Association lyonnaise Pierre Teilhard de Chardin

Recherche






Galerie

Le mystère du mal


Très souvent le mal physique ou spirituel est attribué à une cause extérieure : Dieu en premier lieu qui permet toutes les horreurs qui nous accablent. On pense également que les religions sont à la base de nos conflits meurtriers qui s’étalent dans l’histoire de l’humanité. Or ce que nous regrettons est tout simplement la faute de l’homme. Mais une vie sans efforts douloureux et sans heurts serait-elle possible dans un univers évolutif ? C’est peut-être la leçon qui nous vient du fond des âges : l’assassinat d’Abel par son frère Caïn. Celui-ci en fait n’était pas influencé par une éducation ni par une idéologie, mais par la jalousie, la haine et l’envie. Il existe en l’homme une infinie profondeur spirituelle qui nous révèle la nature même de ce que nous sommes et cela nous pouvons le constater à l’occasion d’événements propices à l’introspection. J’ai bien connu ces moments où l’on se sent incapables de remonter la pente pour ensuite connaître la joie de la résilience.
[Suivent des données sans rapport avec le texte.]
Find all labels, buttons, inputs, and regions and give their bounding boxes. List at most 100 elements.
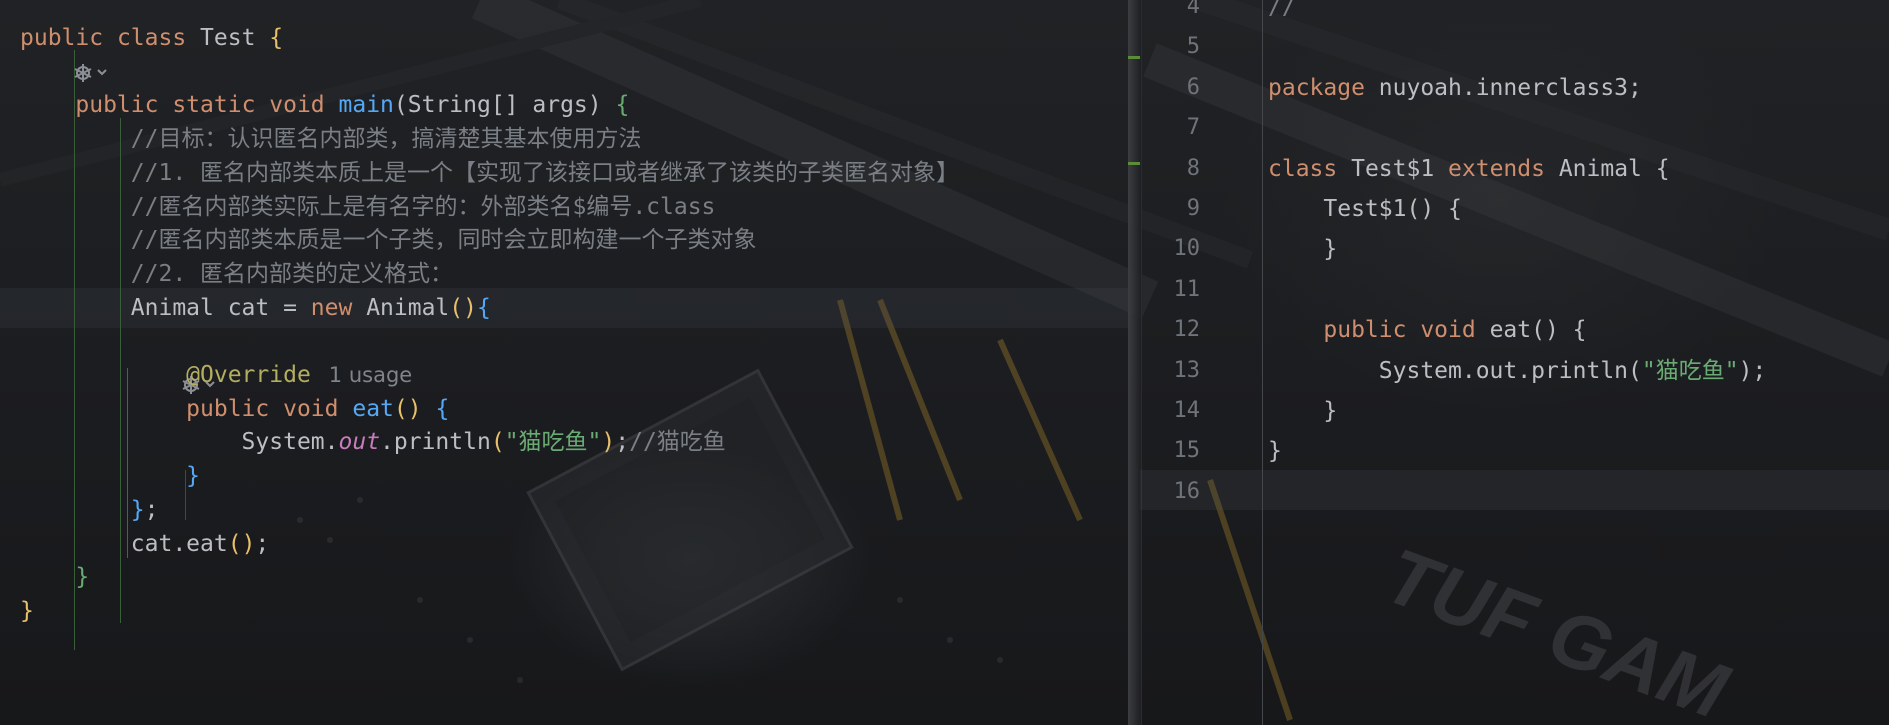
code-token: (String[] args) (393, 92, 616, 119)
code-token: Test$1 (1351, 155, 1449, 182)
code-token: //匿名内部类本质是一个子类，同时会立即构建一个子类对象 (20, 227, 757, 254)
code-token: ) (601, 429, 616, 456)
code-token: @Override (20, 362, 311, 388)
code-token: { (476, 294, 491, 321)
code-token: class (1268, 155, 1352, 182)
code-token: public (20, 92, 173, 119)
code-token: public (1268, 317, 1421, 344)
code-token: cat.eat (20, 530, 228, 557)
code-token: } (20, 496, 145, 523)
code-token: () (393, 395, 436, 422)
code-token: { (435, 395, 450, 422)
code-line[interactable]: 7 (1140, 108, 1889, 148)
code-token: Test$1() { (1268, 196, 1462, 222)
code-token: ; (144, 496, 159, 523)
code-token: //1. 匿名内部类本质上是一个【实现了该接口或者继承了该类的子类匿名对象】 (20, 159, 960, 186)
line-number: 6 (1186, 74, 1200, 100)
line-number: 8 (1186, 155, 1200, 181)
code-token: .println (380, 429, 491, 456)
code-line[interactable]: 14 } (1140, 391, 1889, 431)
code-token: extends (1448, 155, 1559, 182)
code-token: () (449, 294, 477, 321)
code-token: "猫吃鱼" (1641, 357, 1739, 384)
line-number: 15 (1173, 438, 1201, 464)
line-number: 10 (1173, 236, 1201, 262)
change-marker (1128, 56, 1140, 59)
code-token: Animal cat = (20, 294, 311, 321)
code-token: "猫吃鱼" (504, 429, 602, 456)
line-number: 5 (1186, 34, 1200, 60)
code-token: package (1268, 74, 1379, 101)
code-text[interactable]: } (20, 591, 34, 631)
code-token: //猫吃鱼 (629, 429, 726, 456)
code-text[interactable]: package nuyoah.innerclass3; (1268, 68, 1642, 108)
code-token: ( (490, 429, 505, 456)
usage-inlay-hint[interactable]: 1 usage (329, 363, 412, 387)
line-number: 16 (1173, 478, 1201, 504)
left-editor-pane[interactable]: public class Test { public static void m… (0, 0, 1128, 725)
code-text[interactable]: } (1268, 431, 1282, 471)
code-token: } (20, 597, 34, 624)
code-text[interactable]: } (1268, 391, 1337, 431)
line-number: 12 (1173, 317, 1201, 343)
code-token: { (269, 25, 284, 51)
code-token: void (269, 92, 339, 119)
code-token: out (338, 429, 381, 456)
code-text[interactable]: public void eat() { (1268, 310, 1587, 350)
code-token: main (338, 92, 394, 119)
code-token: void (283, 395, 353, 422)
code-token: // (1268, 0, 1296, 20)
code-token: class (116, 25, 201, 51)
line-number: 4 (1186, 0, 1200, 19)
code-token: System.out.println( (1268, 357, 1642, 384)
code-line[interactable]: 12 public void eat() { (1140, 310, 1889, 350)
code-line[interactable]: 8 class Test$1 extends Animal { (1140, 149, 1889, 189)
code-token: Test (200, 25, 270, 51)
line-number: 14 (1173, 398, 1201, 423)
line-number: 9 (1186, 196, 1200, 221)
code-text[interactable]: // (1268, 0, 1296, 27)
code-line[interactable]: 13 System.out.println("猫吃鱼"); (1140, 351, 1889, 391)
code-token: } (1268, 236, 1338, 263)
line-number: 11 (1173, 276, 1201, 302)
code-line[interactable]: 5 (1140, 27, 1889, 67)
code-text[interactable]: class Test$1 extends Animal { (1268, 149, 1670, 189)
code-token: Animal (366, 294, 450, 321)
code-token: ); (1738, 357, 1767, 384)
code-token: void (1420, 317, 1490, 344)
change-marker (1128, 162, 1140, 165)
code-token: //2. 匿名内部类的定义格式： (20, 260, 454, 287)
code-token: nuyoah.innerclass3; (1378, 74, 1642, 101)
code-line[interactable]: 9 Test$1() { (1140, 189, 1889, 229)
code-token: } (1268, 398, 1338, 424)
code-token: } (20, 564, 90, 591)
code-text[interactable]: } (1268, 229, 1337, 269)
code-token: public (20, 395, 284, 422)
code-token: { (615, 92, 630, 119)
code-line[interactable]: 16 (1140, 472, 1889, 512)
code-line[interactable]: 6 package nuyoah.innerclass3; (1140, 68, 1889, 108)
code-line[interactable]: 10 } (1140, 229, 1889, 269)
code-text[interactable]: Test$1() { (1268, 189, 1462, 229)
code-token: } (20, 463, 201, 490)
code-token: System. (20, 429, 339, 456)
code-token: eat (352, 395, 394, 422)
code-line[interactable]: } (0, 591, 1128, 631)
code-text[interactable]: System.out.println("猫吃鱼"); (1268, 351, 1767, 391)
code-token: new (310, 294, 367, 321)
code-line[interactable]: 15} (1140, 431, 1889, 471)
right-editor-pane[interactable]: 4 // 5 6 package nuyoah.innerclass3; 7 8 class … (1140, 0, 1889, 725)
code-token: public (20, 25, 117, 51)
code-token: static (172, 92, 270, 119)
code-line[interactable]: 11 (1140, 270, 1889, 310)
code-token: ; (615, 429, 630, 456)
code-token: () (227, 530, 256, 557)
code-token: Animal { (1558, 155, 1670, 182)
code-token: //匿名内部类实际上是有名字的：外部类名$编号.class (20, 193, 716, 220)
code-token: eat() { (1489, 317, 1587, 344)
code-line[interactable]: 4 // (1140, 0, 1889, 27)
code-token: } (1268, 438, 1282, 465)
code-token: //目标：认识匿名内部类，搞清楚其基本使用方法 (20, 126, 642, 153)
line-number: 7 (1186, 115, 1200, 141)
code-token: ; (255, 530, 270, 557)
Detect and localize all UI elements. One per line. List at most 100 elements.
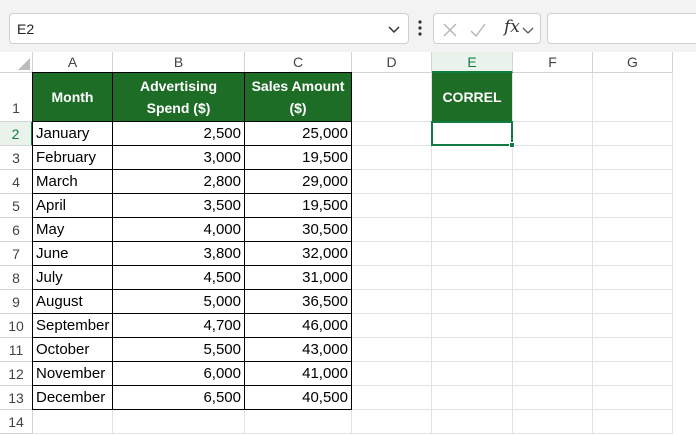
- table-cell-month[interactable]: September: [32, 313, 113, 338]
- cell[interactable]: [432, 194, 513, 218]
- cell[interactable]: [432, 146, 513, 170]
- cell[interactable]: [513, 218, 593, 242]
- formula-input[interactable]: [547, 13, 696, 44]
- row-header-10[interactable]: 10: [0, 314, 33, 338]
- cell[interactable]: [513, 122, 593, 146]
- table-cell-month[interactable]: March: [32, 169, 113, 194]
- row-header-5[interactable]: 5: [0, 194, 33, 218]
- cell[interactable]: [513, 146, 593, 170]
- cell[interactable]: [33, 410, 113, 434]
- cell[interactable]: [593, 386, 673, 410]
- row-header-14[interactable]: 14: [0, 410, 33, 434]
- table-cell-month[interactable]: January: [32, 121, 113, 146]
- name-box[interactable]: E2: [9, 13, 409, 44]
- cell[interactable]: [432, 362, 513, 386]
- cell[interactable]: [513, 170, 593, 194]
- table-cell-month[interactable]: April: [32, 193, 113, 218]
- table-cell-spend[interactable]: 6,000: [112, 361, 245, 386]
- row-header-12[interactable]: 12: [0, 362, 33, 386]
- table-cell-sales[interactable]: 41,000: [244, 361, 352, 386]
- cell[interactable]: [432, 386, 513, 410]
- table-cell-spend[interactable]: 4,000: [112, 217, 245, 242]
- cell[interactable]: [513, 410, 593, 434]
- correl-header-cell[interactable]: CORREL: [432, 73, 513, 122]
- cell[interactable]: [352, 338, 432, 362]
- table-cell-month[interactable]: August: [32, 289, 113, 314]
- cell[interactable]: [352, 242, 432, 266]
- table-cell-sales[interactable]: 36,500: [244, 289, 352, 314]
- cell[interactable]: [352, 362, 432, 386]
- table-cell-month[interactable]: October: [32, 337, 113, 362]
- cell[interactable]: [113, 410, 245, 434]
- active-cell-e2[interactable]: [431, 121, 513, 146]
- table-cell-sales[interactable]: 25,000: [244, 121, 352, 146]
- row-header-13[interactable]: 13: [0, 386, 33, 410]
- cancel-icon[interactable]: [440, 20, 460, 40]
- cell[interactable]: [352, 146, 432, 170]
- column-header-f[interactable]: F: [513, 52, 593, 73]
- cell[interactable]: [513, 290, 593, 314]
- row-header-4[interactable]: 4: [0, 170, 33, 194]
- cell[interactable]: [593, 242, 673, 266]
- cell[interactable]: [432, 314, 513, 338]
- column-header-b[interactable]: B: [113, 52, 245, 73]
- table-cell-month[interactable]: November: [32, 361, 113, 386]
- cell[interactable]: [432, 266, 513, 290]
- table-cell-sales[interactable]: 19,500: [244, 193, 352, 218]
- cell[interactable]: [513, 73, 593, 122]
- table-cell-spend[interactable]: 3,800: [112, 241, 245, 266]
- column-header-d[interactable]: D: [352, 52, 432, 73]
- table-cell-spend[interactable]: 4,500: [112, 265, 245, 290]
- cell[interactable]: [593, 266, 673, 290]
- cell[interactable]: [593, 338, 673, 362]
- table-header-sales[interactable]: Sales Amount ($): [244, 72, 352, 122]
- row-header-3[interactable]: 3: [0, 146, 33, 170]
- column-header-e[interactable]: E: [432, 52, 513, 73]
- column-header-c[interactable]: C: [245, 52, 352, 73]
- table-cell-month[interactable]: May: [32, 217, 113, 242]
- cell[interactable]: [352, 170, 432, 194]
- chevron-down-icon[interactable]: [386, 20, 402, 38]
- cell[interactable]: [513, 242, 593, 266]
- table-cell-sales[interactable]: 32,000: [244, 241, 352, 266]
- cell[interactable]: [432, 290, 513, 314]
- table-cell-month[interactable]: June: [32, 241, 113, 266]
- cell[interactable]: [593, 290, 673, 314]
- table-cell-month[interactable]: February: [32, 145, 113, 170]
- table-cell-month[interactable]: December: [32, 385, 113, 410]
- cell[interactable]: [593, 410, 673, 434]
- cell[interactable]: [593, 170, 673, 194]
- cell[interactable]: [432, 218, 513, 242]
- more-options-icon[interactable]: [416, 18, 424, 38]
- row-header-6[interactable]: 6: [0, 218, 33, 242]
- cell[interactable]: [352, 194, 432, 218]
- cell[interactable]: [352, 314, 432, 338]
- cell[interactable]: [352, 218, 432, 242]
- enter-check-icon[interactable]: [468, 20, 488, 40]
- table-cell-spend[interactable]: 3,000: [112, 145, 245, 170]
- column-header-g[interactable]: G: [593, 52, 673, 73]
- table-cell-spend[interactable]: 2,500: [112, 121, 245, 146]
- chevron-down-icon[interactable]: [520, 20, 536, 40]
- cell[interactable]: [513, 338, 593, 362]
- table-cell-spend[interactable]: 5,500: [112, 337, 245, 362]
- cell[interactable]: [513, 266, 593, 290]
- row-header-1[interactable]: 1: [0, 73, 33, 122]
- table-cell-sales[interactable]: 31,000: [244, 265, 352, 290]
- table-cell-spend[interactable]: 3,500: [112, 193, 245, 218]
- table-cell-sales[interactable]: 29,000: [244, 169, 352, 194]
- row-header-2[interactable]: 2: [0, 122, 33, 146]
- cell[interactable]: [245, 410, 352, 434]
- table-cell-month[interactable]: July: [32, 265, 113, 290]
- table-cell-sales[interactable]: 30,500: [244, 217, 352, 242]
- cell[interactable]: [432, 410, 513, 434]
- cell[interactable]: [593, 218, 673, 242]
- cell[interactable]: [593, 194, 673, 218]
- cell[interactable]: [352, 266, 432, 290]
- select-all-button[interactable]: [0, 52, 33, 73]
- table-cell-spend[interactable]: 2,800: [112, 169, 245, 194]
- table-cell-sales[interactable]: 19,500: [244, 145, 352, 170]
- table-header-spend[interactable]: Advertising Spend ($): [112, 72, 245, 122]
- table-cell-sales[interactable]: 46,000: [244, 313, 352, 338]
- insert-function-button[interactable]: fx: [504, 17, 520, 37]
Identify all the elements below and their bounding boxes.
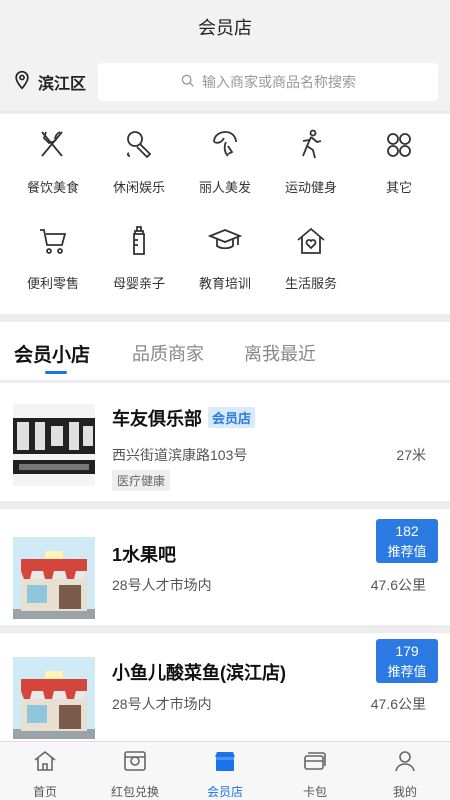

Plus on plonge au plus profond de sa misère physique ou morale, plus le réveil est grandiose : telle est la condition de l’homme enfant de l’évolution. Il s’agit là d’un profond mystère que celui qui nous apprend que, dans notre vie d’homme, il faut savoir être perdant. On rejoint là le royaume évangélique qui a pour nom : pauvreté. L’enfer et le paradis se passent à l’intérieur de tout être humain. Le mystère reste entier de la présence au fond de l’humain de ténèbres en germe et en même temps de grains de lumière qui ne demandent qu’à jaillir à l’occasion de circonstances les plus diverses.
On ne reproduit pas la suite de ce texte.